Obst Stefanie, Serdar Meray, Herz Josephine, Kempe Karina, Assili Meriem, Rizazad Mandana, Hirani Dharmesh, Alejandre Alcazar Miguel A, Endesfelder Stefanie, Möbius Marius A, Rüdiger Mario, Felderhoff-Müser Ursula, Bendix Ivo
Department of Paediatrics I, Neonatology and Experimental Perinatal Neurosciences, Centre for Translational Neuro- and Behavioural Sciences (C-TNBS), University Hospital Essen, University Duisburg-Essen, 45147 Essen, Germany.
Institute for Lung Health (ILH), Cardiopulmonary Institute (CPI), Member of the German Centre for Lung Research, University of Giessen and Marburg Lung Center, 35392 Giessen, Germany.
Cells. 2025 Mar 16;14(6):443. doi: 10.3390/cells14060443.

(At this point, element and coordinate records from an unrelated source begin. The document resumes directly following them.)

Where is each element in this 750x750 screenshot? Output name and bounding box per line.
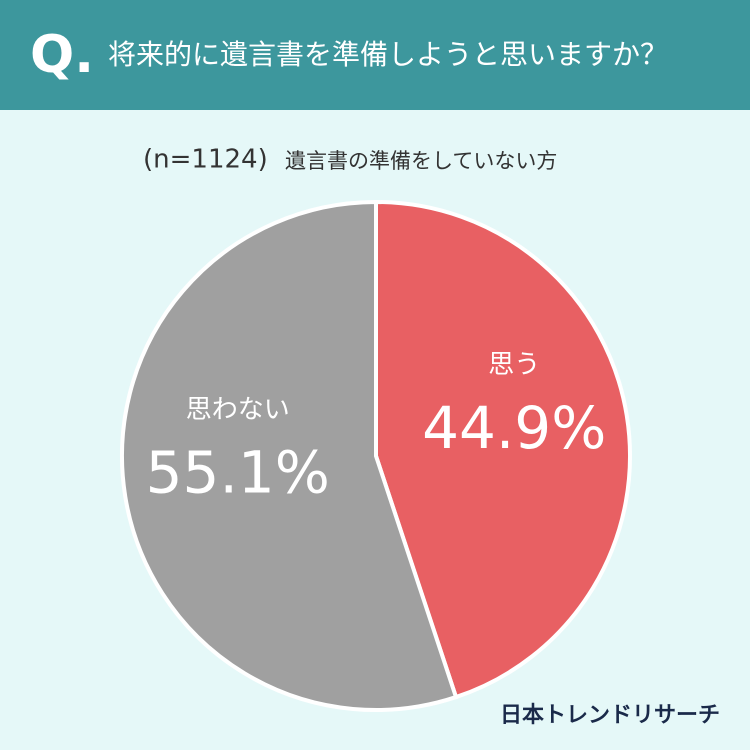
question-marker: Q.: [30, 25, 94, 85]
value-label: 55.1%: [146, 438, 330, 506]
pie-slice: [374, 199, 632, 700]
slice-label: 思う: [488, 350, 540, 380]
source: 日本トレンドリサーチ: [500, 703, 720, 728]
slice-label: 思わない: [186, 395, 290, 425]
value-label: 44.9%: [422, 394, 606, 462]
pie-slice: [120, 199, 459, 712]
header-bar: [0, 0, 750, 110]
sample-size: (n=1124): [143, 145, 268, 175]
chart-title: 将来的に遺言書を準備しようと思いますか？: [108, 38, 668, 71]
pie: 思う 44.9% 思わない 55.1%: [120, 199, 632, 712]
subtitle: 遺言書の準備をしていない方: [285, 149, 557, 173]
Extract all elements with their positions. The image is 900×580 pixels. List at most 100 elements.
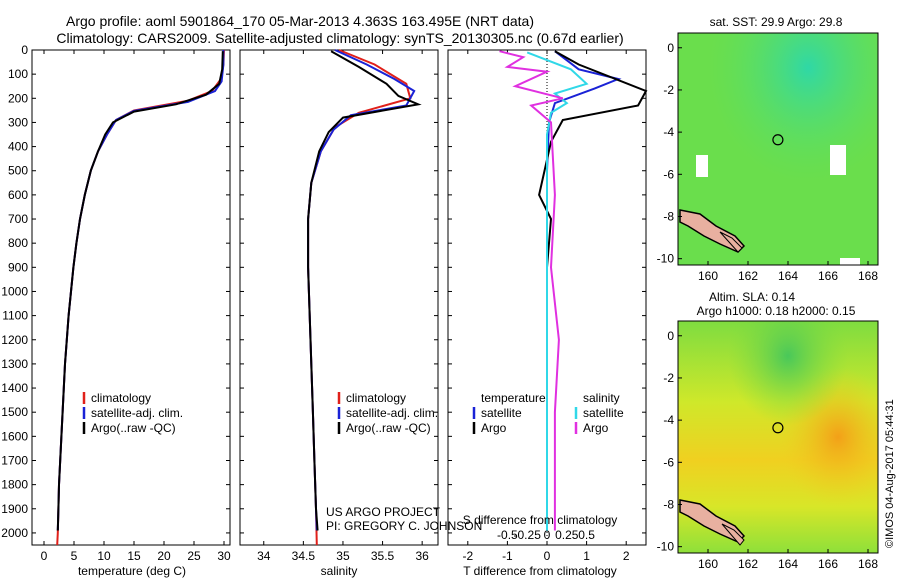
depth-tick-label: 1800	[1, 478, 28, 492]
depth-tick-label: 1700	[1, 453, 28, 467]
profile-series	[56, 49, 648, 546]
series-line-climatology	[307, 49, 412, 546]
sst-map	[677, 32, 879, 266]
legend-temperature-heading: temperature	[481, 391, 546, 405]
legend-s-satellite: satellite	[583, 406, 624, 420]
depth-tick-label: 1400	[1, 381, 28, 395]
depth-ticks: 0 100 200 300 400 500 600 700 800 900 1000 1100 1200…	[1, 43, 646, 540]
temperature-axes: 0 5 10 15 20 25 30	[41, 50, 231, 563]
salinity-difference-tick-label: 0.5	[578, 528, 595, 542]
x-tick-label: 20	[157, 549, 171, 563]
legend-salinity-heading: salinity	[583, 391, 620, 405]
x-tick-label: 35.5	[371, 549, 395, 563]
x-tick-label: 1	[583, 549, 590, 563]
legend-satellite: satellite-adj. clim.	[91, 406, 183, 420]
depth-tick-label: 400	[8, 140, 28, 154]
map-y-tick-label: 0	[667, 329, 674, 343]
series-line-argo-raw-qc	[307, 50, 422, 531]
legend-s-argo: Argo	[583, 421, 609, 435]
depth-tick-label: 800	[8, 236, 28, 250]
map-x-tick-label: 162	[738, 557, 758, 571]
depth-tick-label: 900	[8, 260, 28, 274]
x-tick-label: -1	[502, 549, 513, 563]
t-difference-axis-label: T difference from climatology	[463, 564, 617, 578]
temperature-panel-frame	[31, 49, 231, 546]
map-y-tick-label: -10	[657, 540, 675, 554]
series-line-satellite-adj-clim	[307, 49, 416, 531]
legend-argo: Argo(..raw -QC)	[346, 421, 431, 435]
figure-title-line1: Argo profile: aoml 5901864_170 05-Mar-20…	[66, 13, 534, 29]
map-x-tick-label: 166	[818, 557, 838, 571]
x-tick-label: 34.5	[292, 549, 316, 563]
sst-cloud-gap	[840, 258, 860, 265]
salinity-axes: 34 34.5 35 35.5 36	[257, 50, 429, 563]
depth-tick-label: 1300	[1, 357, 28, 371]
sla-map-title-line1: Altim. SLA: 0.14	[709, 290, 795, 304]
depth-tick-label: 0	[21, 43, 28, 57]
depth-tick-label: 1900	[1, 502, 28, 516]
x-tick-label: 25	[187, 549, 201, 563]
depth-tick-label: 200	[8, 91, 28, 105]
sst-cloud-gap	[696, 155, 708, 177]
sst-map-title: sat. SST: 29.9 Argo: 29.8	[710, 15, 843, 29]
x-tick-label: -2	[462, 549, 473, 563]
s-difference-axis-label: S difference from climatology	[463, 513, 618, 527]
sla-map-title-line2: Argo h1000: 0.18 h2000: 0.15	[697, 304, 856, 318]
depth-tick-label: 1200	[1, 333, 28, 347]
depth-tick-label: 1000	[1, 284, 28, 298]
figure-title-line2: Climatology: CARS2009. Satellite-adjuste…	[56, 30, 623, 46]
salinity-legend: climatology satellite-adj. clim. Argo(..…	[337, 391, 438, 435]
imos-timestamp-stamp: ©IMOS 04-Aug-2017 05:44:31	[884, 399, 896, 548]
series-line-argo-raw-qc	[56, 51, 224, 531]
temperature-legend: climatology satellite-adj. clim. Argo(..…	[82, 391, 183, 435]
legend-t-argo: Argo	[481, 421, 507, 435]
map-y-tick-label: -4	[663, 413, 674, 427]
temperature-axis-label: temperature (deg C)	[78, 564, 186, 578]
argo-float-location-marker	[772, 422, 784, 434]
map-x-tick-label: 168	[858, 557, 878, 571]
series-line-temperature-satellite	[546, 50, 622, 531]
x-tick-label: 0	[41, 549, 48, 563]
depth-tick-label: 1100	[2, 309, 28, 323]
map-x-tick-label: 160	[698, 269, 718, 283]
map-x-tick-label: 164	[778, 269, 798, 283]
x-tick-label: 34	[257, 549, 271, 563]
map-y-tick-label: -8	[663, 209, 674, 223]
sst-map-frame	[677, 32, 879, 266]
legend-t-satellite: satellite	[481, 406, 522, 420]
depth-tick-label: 1500	[1, 405, 28, 419]
x-tick-label: 10	[97, 549, 111, 563]
series-line-satellite-adj-clim	[56, 50, 225, 531]
map-y-tick-label: 0	[667, 41, 674, 55]
legend-climatology: climatology	[346, 391, 406, 405]
map-axes: 160 162 164 166 168 0 -2 -4 -6 -8 -10 160 162 164 166 1…	[657, 41, 879, 571]
series-line-climatology	[56, 49, 225, 546]
legend-satellite: satellite-adj. clim.	[346, 406, 438, 420]
map-y-tick-label: -10	[657, 252, 675, 266]
depth-tick-label: 500	[8, 164, 28, 178]
depth-tick-label: 600	[8, 188, 28, 202]
project-note-line1: US ARGO PROJECT	[326, 505, 441, 519]
depth-tick-label: 2000	[1, 526, 28, 540]
salinity-difference-tick-label: -0.25	[514, 528, 542, 542]
sst-cloud-gap	[830, 145, 846, 175]
x-tick-label: 30	[217, 549, 231, 563]
depth-tick-label: 1600	[1, 429, 28, 443]
x-tick-label: 2	[623, 549, 630, 563]
salinity-difference-tick-label: 0.25	[555, 528, 579, 542]
x-tick-label: 0	[544, 549, 551, 563]
depth-tick-label: 700	[8, 212, 28, 226]
legend-climatology: climatology	[91, 391, 151, 405]
series-line-salinity-argo	[499, 50, 564, 531]
depth-tick-label: 100	[8, 67, 28, 81]
map-x-tick-label: 166	[818, 269, 838, 283]
map-x-tick-label: 162	[738, 269, 758, 283]
map-y-tick-label: -6	[663, 167, 674, 181]
argo-float-location-marker	[772, 134, 784, 146]
map-x-tick-label: 168	[858, 269, 878, 283]
legend-argo: Argo(..raw -QC)	[91, 421, 176, 435]
sla-map-frame	[677, 320, 879, 554]
project-note-line2: PI: GREGORY C. JOHNSON	[326, 519, 482, 533]
map-y-tick-label: -6	[663, 455, 674, 469]
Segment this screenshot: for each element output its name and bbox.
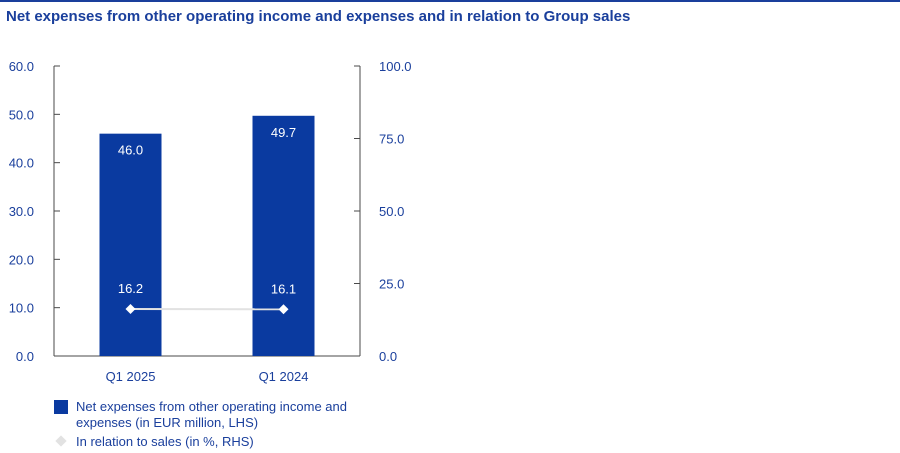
- right-axis-tick-label: 100.0: [379, 59, 412, 74]
- legend-bar-swatch: [54, 400, 68, 414]
- legend-item-bar: Net expenses from other operating income…: [54, 399, 396, 431]
- ratio-value-label: 16.2: [118, 281, 143, 296]
- left-axis-tick-label: 20.0: [9, 252, 34, 267]
- ratio-value-label: 16.1: [271, 281, 296, 296]
- left-axis-tick-label: 0.0: [16, 349, 34, 364]
- bar-value-label: 46.0: [118, 143, 143, 158]
- right-axis-tick-label: 0.0: [379, 349, 397, 364]
- right-axis-tick-label: 75.0: [379, 132, 404, 147]
- x-axis-category-label: Q1 2025: [106, 369, 156, 384]
- legend-item-line: In relation to sales (in %, RHS): [54, 434, 396, 450]
- diamond-marker-icon: [55, 435, 66, 446]
- left-axis-tick-label: 30.0: [9, 204, 34, 219]
- bar-1: [100, 134, 162, 356]
- x-axis-category-label: Q1 2024: [259, 369, 309, 384]
- left-axis-tick-label: 50.0: [9, 107, 34, 122]
- legend: Net expenses from other operating income…: [54, 399, 396, 453]
- left-axis-tick-label: 10.0: [9, 301, 34, 316]
- right-axis-tick-label: 50.0: [379, 204, 404, 219]
- right-axis-tick-label: 25.0: [379, 277, 404, 292]
- left-axis-tick-label: 60.0: [9, 59, 34, 74]
- legend-line-swatch: [54, 434, 68, 448]
- legend-line-label: In relation to sales (in %, RHS): [76, 434, 396, 450]
- left-axis-tick-label: 40.0: [9, 156, 34, 171]
- bar-2: [253, 116, 315, 356]
- bar-value-label: 49.7: [271, 125, 296, 140]
- legend-bar-label: Net expenses from other operating income…: [76, 399, 396, 431]
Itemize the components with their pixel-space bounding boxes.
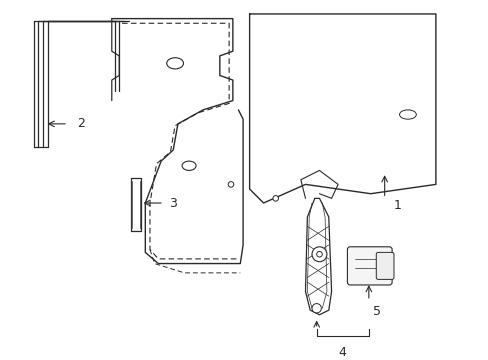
Text: 1: 1 <box>393 199 401 212</box>
Circle shape <box>272 195 278 201</box>
Circle shape <box>228 181 233 187</box>
FancyBboxPatch shape <box>346 247 391 285</box>
Ellipse shape <box>166 58 183 69</box>
FancyBboxPatch shape <box>375 252 393 279</box>
Text: 3: 3 <box>168 197 176 210</box>
Circle shape <box>316 251 322 257</box>
Text: 5: 5 <box>373 306 381 319</box>
Ellipse shape <box>399 110 415 119</box>
Ellipse shape <box>182 161 196 170</box>
Text: 4: 4 <box>338 346 346 359</box>
Text: 2: 2 <box>77 117 85 130</box>
Circle shape <box>311 303 321 313</box>
Circle shape <box>311 247 326 262</box>
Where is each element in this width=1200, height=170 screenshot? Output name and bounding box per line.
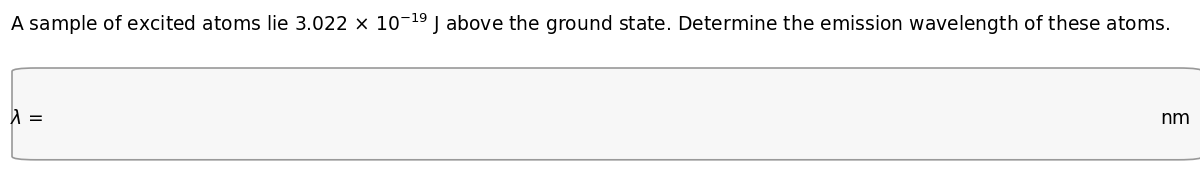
Text: $\lambda$ =: $\lambda$ = xyxy=(10,109,43,129)
FancyBboxPatch shape xyxy=(12,68,1200,160)
Text: A sample of excited atoms lie 3.022 $\times$ 10$^{-19}$ J above the ground state: A sample of excited atoms lie 3.022 $\ti… xyxy=(10,12,1170,37)
Text: nm: nm xyxy=(1160,109,1190,129)
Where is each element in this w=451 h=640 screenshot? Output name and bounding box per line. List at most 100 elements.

Despite improved neonatal intensive care, the risk of premature-born infants developing bronchopulmonary dysplasia (BPD) and encephalopathy of prematurity (EoP) remains high. With hyperoxia being a major underlying factor, both preterm-birth-related complications are suggested to be closely interrelated. However, experimental models are lacking for the assessment of the potentially close interplay between both organs. To establish a model, suitable for the assessment of both affected organs, Wistar rats were exposed to 80% oxygen from postnatal day 2 (P2) for seven days. Brain and lung tissues were analysed via histomorphometry, immunohistochemistry, real-time PCR, and western blot at term P11. In the brain, hyperoxia induced significant hypomyelination accompanied by a reduction in oligodendrocytes and CD68 expression on microglia cells. These changes correlate with arrested alveolarisation and an increased number of macrophages in the lung. Interestingly, in contrast to the reduced formation of pulmonary microvessels, an increased vascular density was detected in the brain. Seven days of hyperoxia induces typical characteristics of BPD and EoP in neonatal rats, thereby linking impaired alveolarisation with disturbed myelination in the brain and providing an experimental model for understanding pathophysiological mechanisms and identifying organ-spanning novel therapeutic interventions targeting both diseases.
尽管新生儿重症监护有所改善,但早产婴儿患支气管肺发育不良(BPD)和早产脑病(EoP)的风险仍然很高。由于高氧是一个主要潜在因素,这两种早产相关并发症被认为密切相关。然而,目前缺乏用于评估这两个器官之间潜在密切相互作用的实验模型。为了建立一个适用于评估两个受影响器官的模型,将Wistar大鼠从出生后第2天(P2)开始暴露于80%氧气中,持续7天。在足月P11时,通过组织形态计量学、免疫组织化学、实时PCR和蛋白质免疫印迹法对脑和肺组织进行分析。在脑中,高氧诱导显著的髓鞘形成不足,伴有少突胶质细胞减少和小胶质细胞上CD68表达降低。这些变化与肺泡化停滞和肺中巨噬细胞数量增加相关。有趣的是,与肺微血管形成减少相反,在脑中检测到血管密度增加。7天高氧诱导新生大鼠出现BPD和EoP的典型特征,从而将肺泡化受损与脑髓鞘形成紊乱联系起来,并为理解病理生理机制和确定针对这两种疾病的跨器官新型治疗干预措施提供了一个实验模型。